Japanese Navy received later in last war stages from Germans, some advanced technology of Type XXI "Elektro-boote" class for designed The Sen Taka (submarine, high speed) and Sen Taka Sho (submarine, high speed, small) models, in high bursts of speed, could run faster submerged than on the surface for up to an hour, only comparable in underwater speed to the I-201-class was the German related sub type.

===Ships===
In 1935, a German technical mission arrived in Japan to sign accords and licenses to use the technology from the for use in the German aircraft carriers and Flugzeugträger B (both later cancelled) from Deutsche Werke Kiel A.G.

They also acquired the technical data on the adaptations to the Messerschmitt Bf 109T/E and Junkers Ju 87C/E, for use on such carriers.
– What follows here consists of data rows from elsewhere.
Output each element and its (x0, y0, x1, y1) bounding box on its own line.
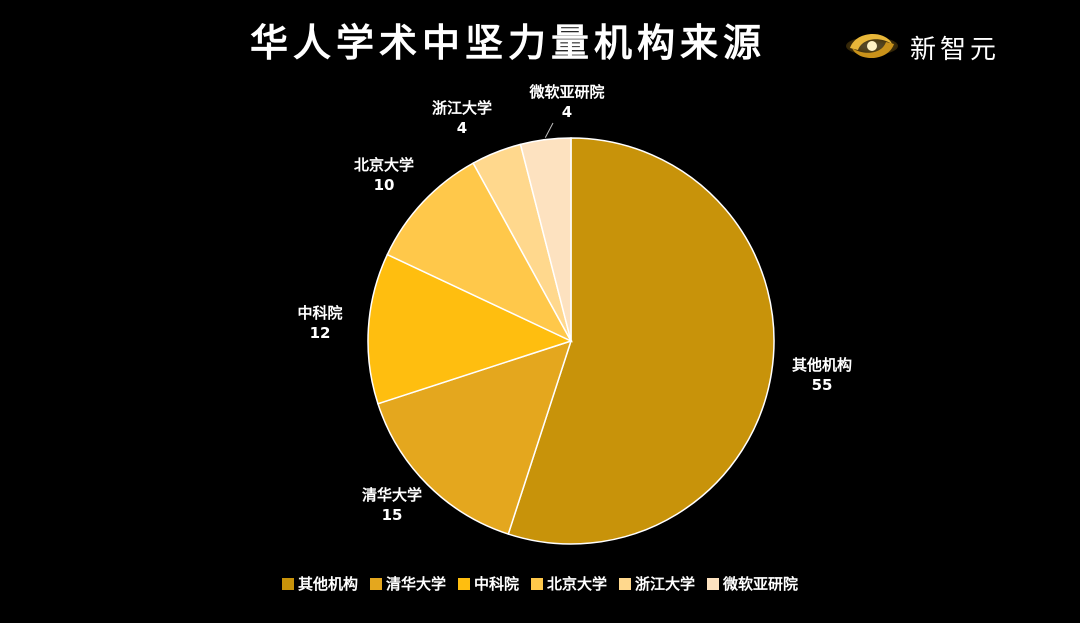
pie-slice-6 (519, 137, 572, 342)
legend-label: 其他机构 (297, 575, 358, 593)
legend-swatch (531, 577, 543, 590)
pie-slice-1 (507, 137, 775, 545)
data-label-category: 北京大学 (354, 156, 414, 174)
legend-swatch (619, 577, 632, 590)
legend-swatch (369, 577, 382, 590)
chart-title: 华人学术中坚力量机构来源 (249, 20, 766, 65)
legend-label: 浙江大学 (635, 575, 696, 593)
legend-swatch (707, 577, 720, 590)
legend-swatch (457, 577, 470, 590)
data-label-2: 清华大学 15 (362, 486, 422, 524)
data-label-value: 4 (457, 119, 467, 137)
legend-item-3: 中科院 (457, 573, 519, 594)
legend-label: 中科院 (473, 575, 519, 593)
pie-slice-3 (367, 253, 574, 405)
data-label-1: 其他机构 55 (792, 356, 852, 394)
data-label-category: 中科院 (297, 304, 342, 322)
data-label-value: 15 (382, 506, 403, 524)
pie-slice-2 (376, 339, 573, 536)
data-label-value: 12 (310, 324, 331, 342)
data-label-4: 北京大学 10 (354, 156, 414, 194)
legend-item-4: 北京大学 (531, 573, 607, 594)
legend-label: 微软亚研院 (723, 575, 799, 593)
data-label-value: 55 (812, 376, 833, 394)
swirl-logo-icon (846, 33, 898, 59)
data-label-category: 浙江大学 (432, 99, 492, 117)
legend-label: 北京大学 (547, 575, 608, 593)
leader-line (544, 122, 554, 138)
data-label-category: 微软亚研院 (528, 83, 604, 101)
legend-item-6: 微软亚研院 (707, 573, 798, 594)
pie-slice-4 (386, 162, 573, 343)
data-label-5: 浙江大学 4 (432, 99, 492, 137)
legend-swatch (281, 577, 294, 590)
legend-item-2: 清华大学 (369, 573, 446, 594)
brand-name: 新智元 (910, 35, 1001, 65)
legend-item-1: 其他机构 (281, 573, 358, 594)
data-label-6: 微软亚研院 4 (528, 83, 604, 121)
data-label-category: 清华大学 (362, 486, 422, 504)
legend-item-5: 浙江大学 (619, 573, 695, 594)
data-label-category: 其他机构 (792, 356, 852, 374)
data-label-value: 10 (374, 176, 395, 194)
data-label-value: 4 (562, 103, 572, 121)
brand-logo: 新智元 (836, 22, 1056, 70)
chart-legend: 其他机构 清华大学 中科院 北京大学 浙江大学 微软亚研院 (0, 573, 1080, 594)
legend-label: 清华大学 (385, 575, 446, 593)
data-label-3: 中科院 12 (297, 304, 342, 342)
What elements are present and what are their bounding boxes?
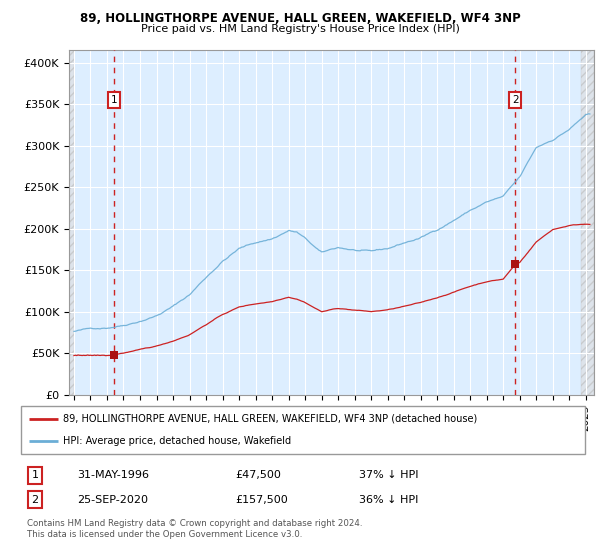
Text: 31-MAY-1996: 31-MAY-1996 bbox=[77, 470, 149, 480]
Text: 2: 2 bbox=[512, 95, 518, 105]
Text: Contains HM Land Registry data © Crown copyright and database right 2024.
This d: Contains HM Land Registry data © Crown c… bbox=[26, 519, 362, 539]
Text: 89, HOLLINGTHORPE AVENUE, HALL GREEN, WAKEFIELD, WF4 3NP: 89, HOLLINGTHORPE AVENUE, HALL GREEN, WA… bbox=[80, 12, 520, 25]
Text: £47,500: £47,500 bbox=[235, 470, 281, 480]
Text: 2: 2 bbox=[32, 495, 38, 505]
Bar bbox=[69, 50, 74, 395]
Text: HPI: Average price, detached house, Wakefield: HPI: Average price, detached house, Wake… bbox=[64, 436, 292, 446]
Text: 89, HOLLINGTHORPE AVENUE, HALL GREEN, WAKEFIELD, WF4 3NP (detached house): 89, HOLLINGTHORPE AVENUE, HALL GREEN, WA… bbox=[64, 414, 478, 424]
Text: 25-SEP-2020: 25-SEP-2020 bbox=[77, 495, 148, 505]
Text: 1: 1 bbox=[110, 95, 117, 105]
Text: 37% ↓ HPI: 37% ↓ HPI bbox=[359, 470, 419, 480]
Text: 36% ↓ HPI: 36% ↓ HPI bbox=[359, 495, 419, 505]
Text: Price paid vs. HM Land Registry's House Price Index (HPI): Price paid vs. HM Land Registry's House … bbox=[140, 24, 460, 34]
Text: £157,500: £157,500 bbox=[235, 495, 288, 505]
Bar bbox=[581, 50, 594, 395]
Text: 1: 1 bbox=[32, 470, 38, 480]
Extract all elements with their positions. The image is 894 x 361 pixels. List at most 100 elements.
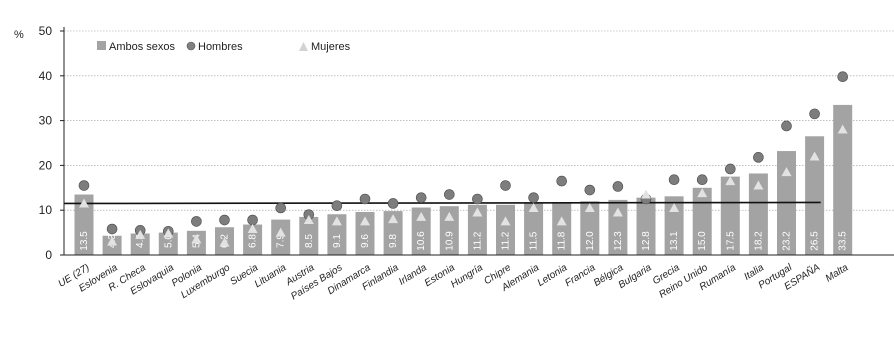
legend-label-mujeres: Mujeres	[311, 41, 351, 53]
axes	[60, 27, 894, 256]
bar	[805, 136, 825, 255]
marker-mujeres	[500, 216, 511, 226]
bar	[748, 173, 768, 255]
bar	[299, 216, 319, 255]
y-tick-labels: 0 10 20 30 40 50	[39, 24, 53, 262]
bar	[411, 207, 431, 255]
bar-value-label: 11.2	[472, 231, 483, 250]
bar-value-label: 9.8	[388, 234, 399, 248]
bar-value-label: 26.5	[810, 231, 821, 251]
category-label: Francia	[563, 262, 597, 289]
markers-hombres	[78, 71, 849, 237]
marker-hombres	[837, 71, 849, 82]
bar	[158, 232, 178, 255]
category-label: Lituania	[253, 262, 289, 290]
bar-value-label: 8.5	[304, 234, 315, 248]
legend-label-ambos-sexos: Ambos sexos	[109, 41, 176, 53]
bar-value-label: 4.8	[135, 234, 146, 248]
markers-mujeres	[79, 124, 848, 247]
bar-value-label: 23.2	[782, 231, 793, 251]
marker-hombres	[472, 193, 483, 205]
bar-value-label: 12.0	[585, 231, 596, 251]
bar-value-label: 12.8	[641, 231, 652, 251]
legend-swatch-ambos-sexos	[97, 41, 106, 50]
marker-hombres	[528, 192, 539, 203]
bar-value-label: 18.2	[753, 231, 764, 251]
marker-hombres	[753, 152, 764, 163]
marker-hombres	[219, 214, 230, 226]
bar	[496, 204, 515, 255]
marker-mujeres	[472, 207, 483, 217]
marker-hombres	[612, 181, 624, 192]
bar-value-label: 9.6	[360, 234, 371, 248]
category-label: Malta	[824, 262, 851, 285]
bars-ambos-sexos	[74, 104, 853, 255]
marker-mujeres	[416, 211, 427, 221]
marker-mujeres	[556, 216, 567, 226]
bar	[692, 187, 712, 255]
bar	[833, 104, 853, 255]
category-label: Hungría	[449, 262, 485, 290]
marker-hombres	[106, 223, 118, 235]
marker-hombres	[556, 175, 568, 187]
marker-mujeres	[781, 167, 792, 177]
marker-mujeres	[753, 180, 764, 190]
bar	[524, 203, 544, 255]
bar-value-label: 6.8	[248, 234, 259, 248]
gridlines	[64, 30, 894, 211]
bar-value-label: 9.1	[332, 234, 343, 248]
marker-mujeres	[79, 198, 89, 208]
y-tick-label: 50	[39, 24, 53, 38]
marker-hombres	[331, 200, 343, 212]
marker-hombres	[275, 202, 287, 214]
y-tick-label: 40	[39, 69, 53, 83]
bar	[467, 204, 487, 255]
bar-value-label: 12.3	[613, 231, 624, 251]
marker-hombres	[809, 108, 820, 120]
bar	[580, 201, 600, 255]
bar	[243, 224, 263, 255]
marker-hombres	[696, 174, 708, 186]
bar-value-label: 11.2	[501, 231, 512, 250]
y-tick-label: 30	[39, 114, 53, 128]
marker-hombres	[724, 163, 736, 175]
marker-hombres	[415, 192, 427, 203]
y-tick-label: 10	[39, 203, 53, 217]
bar	[130, 233, 150, 255]
marker-hombres	[191, 216, 202, 227]
marker-mujeres	[697, 188, 708, 198]
bar-value-label: 15.0	[697, 231, 708, 251]
marker-mujeres	[163, 228, 174, 238]
bar	[636, 197, 656, 255]
marker-mujeres	[612, 207, 623, 217]
bar	[439, 206, 459, 255]
y-axis-unit: %	[14, 29, 24, 41]
marker-hombres	[668, 174, 680, 186]
reference-line-segment	[63, 201, 821, 205]
marker-mujeres	[107, 236, 118, 246]
legend-swatch-mujeres	[299, 42, 308, 51]
y-tick-label: 20	[39, 158, 53, 172]
marker-mujeres	[725, 176, 736, 186]
marker-hombres	[781, 120, 792, 132]
bar	[383, 211, 403, 255]
legend-label-hombres: Hombres	[198, 41, 243, 53]
bar-value-label: 13.1	[669, 231, 680, 251]
marker-hombres	[387, 198, 399, 209]
marker-hombres	[359, 193, 371, 205]
bar	[355, 211, 375, 255]
marker-mujeres	[444, 211, 455, 221]
bar-value-label: 11.8	[557, 231, 568, 250]
marker-mujeres	[584, 202, 595, 212]
bar	[327, 214, 347, 255]
bar-value-label: 5.0	[163, 234, 174, 248]
marker-mujeres	[219, 237, 230, 247]
marker-mujeres	[191, 234, 202, 244]
marker-mujeres	[669, 202, 680, 212]
bar-value-label: 7.9	[276, 234, 287, 248]
bar-value-label: 17.5	[725, 231, 736, 251]
marker-mujeres	[303, 215, 314, 225]
category-label: Letonia	[536, 262, 570, 289]
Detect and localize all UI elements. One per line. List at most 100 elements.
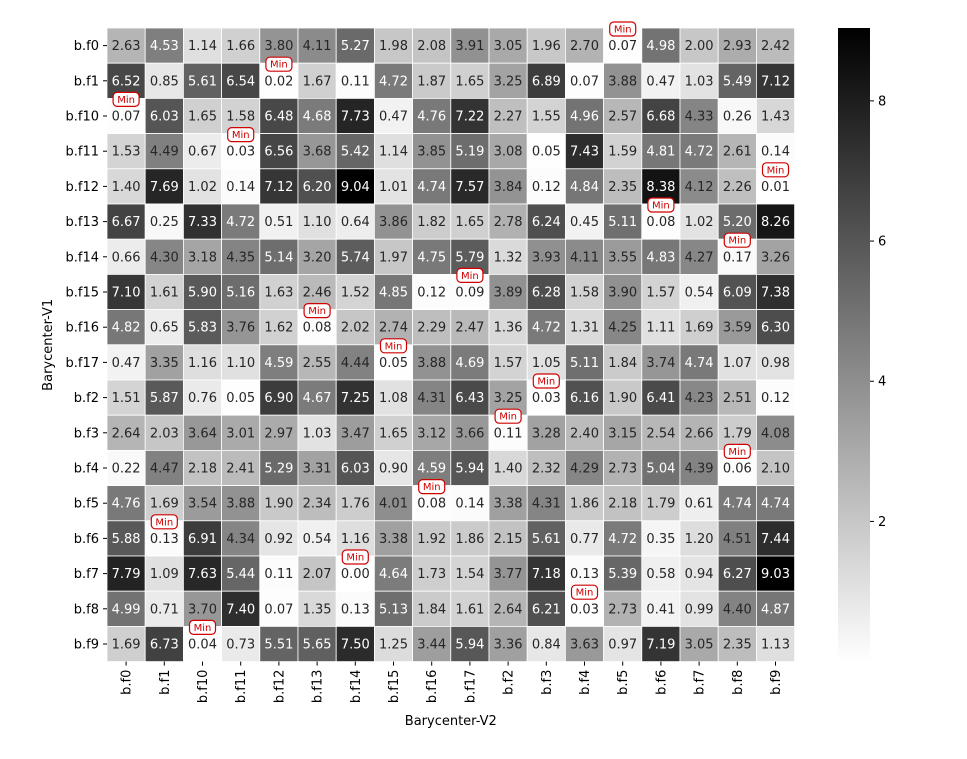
cell-value-label: 2.61 <box>723 145 752 160</box>
heatmap-cell <box>565 168 605 205</box>
cell-value-label: 7.63 <box>188 567 217 582</box>
cell-value-label: 5.51 <box>264 638 293 653</box>
heatmap-cell <box>641 238 681 275</box>
cell-value-label: 1.08 <box>379 391 408 406</box>
cell-value-label: 2.63 <box>112 39 141 54</box>
heatmap-cell <box>182 273 222 310</box>
cell-value-label: 5.20 <box>723 215 752 230</box>
heatmap-cell <box>412 273 452 310</box>
cell-value-label: 1.32 <box>494 250 523 265</box>
heatmap-cell <box>603 626 643 663</box>
cell-value-label: 6.27 <box>723 567 752 582</box>
heatmap-cell <box>335 203 375 240</box>
cell-value-label: 4.11 <box>570 250 599 265</box>
heatmap-cell <box>603 590 643 627</box>
cell-value-label: 4.76 <box>112 497 141 512</box>
cell-value-label: 4.76 <box>417 110 446 125</box>
cell-value-label: 0.12 <box>417 286 446 301</box>
cell-value-label: 3.01 <box>226 426 255 441</box>
cell-value-label: 5.65 <box>303 638 332 653</box>
heatmap-cell <box>144 555 184 592</box>
heatmap-cell <box>488 555 528 592</box>
y-tick-labels: b.f0 b.f1 b.f10 b.f11 b.f12 b.f13 b.f14 b.f15 b.… <box>65 39 107 653</box>
cell-value-label: 0.54 <box>303 532 332 547</box>
colorbar-tick-label: 4 <box>878 375 886 390</box>
cell-value-label: 0.14 <box>761 145 790 160</box>
min-marker-box <box>456 267 484 283</box>
cell-value-label: 1.35 <box>303 602 332 617</box>
heatmap-cell <box>259 238 299 275</box>
x-tick-label: b.f3 <box>540 670 555 695</box>
cell-value-label: 4.47 <box>150 462 179 477</box>
heatmap-cell <box>603 238 643 275</box>
heatmap-cells <box>106 27 796 663</box>
heatmap-cell <box>373 27 413 64</box>
cell-value-label: 9.03 <box>761 567 790 582</box>
cell-value-label: 0.92 <box>264 532 293 547</box>
heatmap-cell <box>412 98 452 135</box>
cell-value-label: 0.05 <box>532 145 561 160</box>
cell-value-label: 3.85 <box>417 145 446 160</box>
cell-value-label: 4.35 <box>226 250 255 265</box>
cell-value-label: 2.54 <box>646 426 675 441</box>
cell-value-label: 5.11 <box>570 356 599 371</box>
min-marker-box <box>609 21 637 37</box>
heatmap-cell <box>182 485 222 522</box>
min-marker-box <box>570 584 599 600</box>
cell-value-label: 3.12 <box>417 426 446 441</box>
cell-value-label: 1.90 <box>264 497 293 512</box>
heatmap-cell <box>603 344 643 381</box>
cell-value-label: 2.03 <box>150 426 179 441</box>
heatmap-cell <box>259 203 299 240</box>
heatmap-cell <box>717 379 757 416</box>
cell-value-label: 3.08 <box>494 145 523 160</box>
cell-value-label: 3.26 <box>761 250 790 265</box>
heatmap-cell <box>717 168 757 205</box>
cell-value-label: 0.01 <box>761 180 790 195</box>
heatmap-cell <box>106 168 146 205</box>
heatmap-cell <box>603 203 643 240</box>
heatmap-cell <box>565 238 605 275</box>
cell-value-label: 2.66 <box>685 426 714 441</box>
heatmap-cell <box>717 485 757 522</box>
cell-value-label: 2.42 <box>761 39 790 54</box>
cell-value-label: 0.12 <box>761 391 790 406</box>
cell-value-label: 5.87 <box>150 391 179 406</box>
heatmap-cell <box>526 414 566 451</box>
cell-value-label: 4.99 <box>112 602 141 617</box>
cell-value-label: 6.68 <box>646 110 675 125</box>
cell-value-label: 0.11 <box>494 426 523 441</box>
cell-value-label: 1.14 <box>379 145 408 160</box>
cell-value-label: 0.00 <box>341 567 370 582</box>
cell-value-label: 2.97 <box>264 426 293 441</box>
cell-value-label: 2.08 <box>417 39 446 54</box>
cell-value-label: 6.67 <box>112 215 141 230</box>
heatmap-cell <box>717 590 757 627</box>
cell-value-label: 2.73 <box>608 462 637 477</box>
cell-value-label: 3.89 <box>494 286 523 301</box>
cell-value-label: 4.72 <box>532 321 561 336</box>
heatmap-cell <box>526 449 566 486</box>
heatmap-cell <box>679 414 719 451</box>
heatmap-cell <box>144 27 184 64</box>
cell-value-label: 2.78 <box>494 215 523 230</box>
cell-value-label: 1.05 <box>532 356 561 371</box>
cell-value-label: 3.36 <box>494 638 523 653</box>
heatmap-cell <box>182 309 222 346</box>
cell-value-label: 0.08 <box>303 321 332 336</box>
cell-value-label: 2.35 <box>723 638 752 653</box>
heatmap-cell <box>144 133 184 170</box>
cell-value-label: 1.82 <box>417 215 446 230</box>
cell-value-label: 3.47 <box>341 426 370 441</box>
y-tick-label: b.f2 <box>74 391 99 406</box>
cell-value-label: 0.99 <box>685 602 714 617</box>
cell-value-label: 7.57 <box>455 180 484 195</box>
heatmap-cell <box>412 626 452 663</box>
heatmap-cell <box>106 273 146 310</box>
cell-value-label: 1.63 <box>264 286 293 301</box>
cell-value-label: 6.54 <box>226 74 255 89</box>
heatmap-cell <box>679 379 719 416</box>
cell-value-label: 3.25 <box>494 74 523 89</box>
heatmap-cell <box>679 273 719 310</box>
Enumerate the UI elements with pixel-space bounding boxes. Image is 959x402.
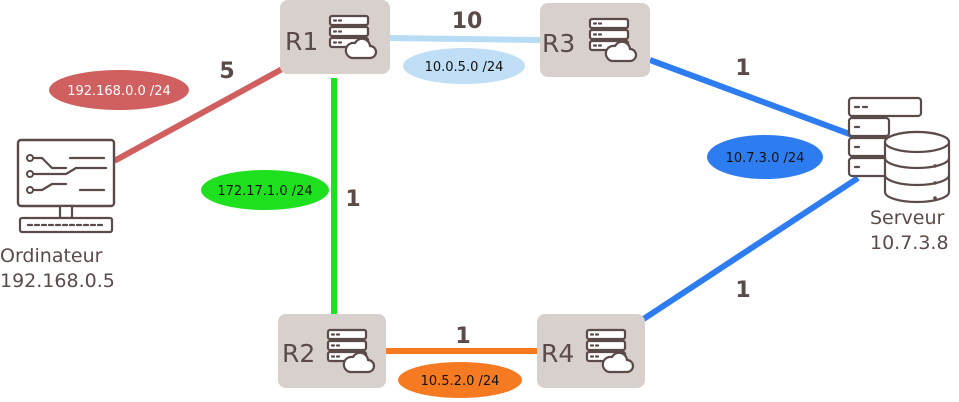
cost-label-r2-r4: 1 [455,324,470,349]
subnet-badge-r1-r3: 10.0.5.0 /24 [403,48,525,84]
subnet-label-r1-r3: 10.0.5.0 /24 [425,60,504,75]
cost-label-r3-server: 1 [735,56,750,81]
link-pc-r1 [113,65,287,163]
link-r1-r3 [388,35,542,43]
computer-ip: 192.168.0.5 [0,270,115,292]
subnet-label-r3-server: 10.7.3.0 /24 [726,151,805,166]
link-r4-server [640,175,860,323]
subnet-badge-r1-r2: 172.17.1.0 /24 [201,170,329,210]
router-label-r1: R1 [285,27,318,56]
computer-icon [16,138,116,234]
cost-label-r1-r3: 10 [452,9,483,34]
computer-name: Ordinateur [0,245,103,267]
subnet-label-r2-r4: 10.5.2.0 /24 [421,374,500,389]
server-node: Serveur 10.7.3.8 [847,96,951,254]
cost-label-pc-r1: 5 [219,59,234,84]
server-name: Serveur [870,207,945,229]
subnet-badge-r2-r4: 10.5.2.0 /24 [398,362,522,398]
subnet-badge-r3-server: 10.7.3.0 /24 [707,135,823,179]
subnet-label-r1-r2: 172.17.1.0 /24 [217,184,312,199]
subnet-badge-pc-r1: 192.168.0.0 /24 [49,70,189,110]
server-icon [847,96,951,204]
subnet-label-pc-r1: 192.168.0.0 /24 [67,84,171,99]
router-label-r4: R4 [541,339,574,368]
computer-node: Ordinateur 192.168.0.5 [0,138,116,292]
router-r1: R1 [280,0,390,74]
cost-label-r1-r2: 1 [345,187,360,212]
router-label-r3: R3 [542,29,575,58]
router-r2: R2 [278,314,386,388]
router-label-r2: R2 [282,339,315,368]
router-r3: R3 [540,3,650,77]
server-ip: 10.7.3.8 [870,232,949,254]
cost-label-r4-server: 1 [735,278,750,303]
router-r4: R4 [537,314,645,388]
link-r3-server [648,57,857,139]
This technology was also applied in the following aircraft:
- Fieseler Fi 156
- Fieseler Fi 167
- Arado Ar 95/195
- Arado Ar 96B
- Arado Ar 197
- Heinkel He 50
- Avia B 534. IV

==Other military technology collaborations==
To put this in perspective, the Japanese also bought licences and acquired aircraft (sometimes singly and sometimes in large quantities) from most of the western countries. These included the United Kingdom (with which it had a close relationship up until shortly after the end of World War I) and whose De Havilland aircraft were extensively used, France, who supplied a huge variety of aircraft of all types from 1917 through to the 1930s, and whose Nieuport-Delage NiD 29 fighter provided the Japanese Army Air Force with its first modern fighter aircraft, as well as the bias toward extremely manoeuvrable aircraft. The United States of America supplied the Douglas DC-4E and Douglas DC-5, the North American NA-16 (precursor to the T-6/SNJ) as well as others too many to list. This resulted in many Japanese aircraft being discounted as being copies of Western designs - which from 1935 onwards was rarely the case except for trainers and light transports where development could be accelerated, the Nakajima Ki-201 and Mitsubishi J8M being rare exceptions.

==Later developments==
By 1944, Japan was to rely heavily on the Nippon-German Technical Exchange Agreement, obtaining manufacturing rights, intelligence, blueprints, and in some cases, actual airframes for several of Germany's new air weapons. These included the Me 163 Komet (developed as the Mitsubishi J8M Shusui), the BMW 003 axial-flow jet engine (which was reworked to Japanese standards as the Ishikawajima Ne-20), information on the Me 262 which resulted in the Nakajima J9Y Kikka), data on the Fiesler Fi-103R series (which culminated in the development of the Kawanishi Baika), and even data on the Bachem Ba 349 Natter point-defense interceptor.

===Nakajima Kikka===

While the Nakajima Kikka bore some resemblance to the German Me 262, it was only superficial, even though the Ne-20 engines which powered the Kikka were the Japanese equivalent of the German BMW 003 engine which initially powered the Me 262 prototype. Also, the Kikka was envisioned from the outset not as a fighter, but as a special attack bomber and was only armed with a bomb payload. It is wrongly considered that this aircraft registration was J9Y or J10N, although this aircraft was never registered.